If, then, operations or remedies that cure catarrhal rhinitis cure also some cases of hay fever, there is nothing inherently improbable in expecting the bacterial vaccines to cure some cases of hay fever, for the vaccines have made many cures of catarrhal inflammation. However, the physician using them should understand that they are not specific drugs against the pollen anaphylaxis but against a supposed catarrh or bacterial infection. He will be well advised to control the treatment by taking cultures from the nose to make sure that the bacteria are there, determine the variety present and, if possible, have an autogenous vaccine made up for treatment.

I have no personal experience with the vaccines in the treatment of hay fever, though I know their value in ordinary catarrhal conditions. As remarked in the chapter on Pollens, I have succeeded with the milder methods of rosin-weed, faradism and ichthyol. However, bacterial vaccines are much safer than pollen extracts, the technique of their use is not as complicated and they are well worthy of trial in refractory cases if bacteria are demonstrated in the eyes and nose. I might remark here that this demonstration will seldom fail; for you can get a culture of the staphylococcus from almost any nose.

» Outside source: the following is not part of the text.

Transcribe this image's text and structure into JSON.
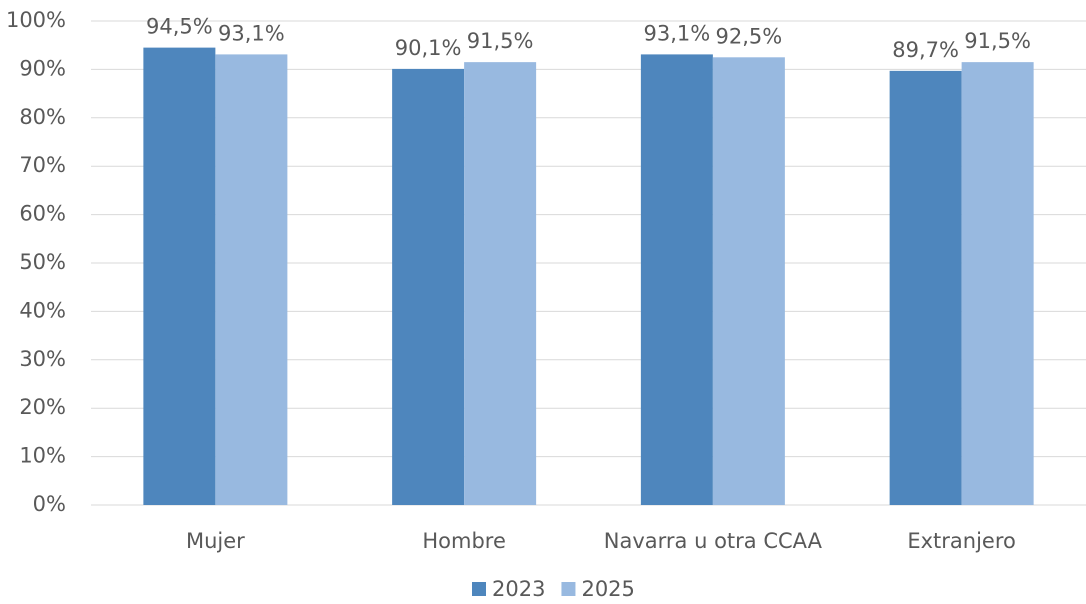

=The Word Vaccine.= Used in connection with the treatment of hay fever, the word _vaccine_ is confusing, for it has been applied to two totally different kinds of medicine, the bacterial vaccines and the pollen extracts. Physicians intending to use _vaccines_ in the treatment of hay fever should make sure which they are using; for the methods and dosage of the one are quite different from those of the other. Sir Almroth Wright, to whom the whole world is indebted for his work in preventive medicine, started the trouble by calling his killed bacteria _vaccines_, having in mind the prevention of bacterial diseases as the familiar vaccine prevented small-pox. Now, _vacca_ is Latin for cow, _vaccinia_ is properly cow-pox and the virus of cow-pox that we use in vaccination against small-pox is properly called _vaccine_. With a paucity of vocabulary unexpected in an Irishman, Wright called his killed bacteria _vaccines_ because he used them to prevent disease, using the word as synonymous with _preventive_. As cow-pox vaccine is the greatest preventive we know, the word _vaccine_ might be justified when applied to the bacterial cultures or to the pollens or to any preventative of disease. But when you leave pure prevention and apply these remedies to the _cure_ of disease, the word _vaccine_ loses even this shadow of justification and the present confusion results. One American house makes a laudable attempt at a more exact terminology by calling the killed cultures of bacteria _bacterins_. Still, the word _vaccine_ for killed bacterial cultures has been advertised so deeply into the medical mind that it is firmly rooted there and not likely to be disturbed by mere considerations of etymology. As for the pollen extracts, they are yet young and impressionable. It would be better to leave off the word _vaccine_ as applied to them and call them what they are, _pollen extracts_.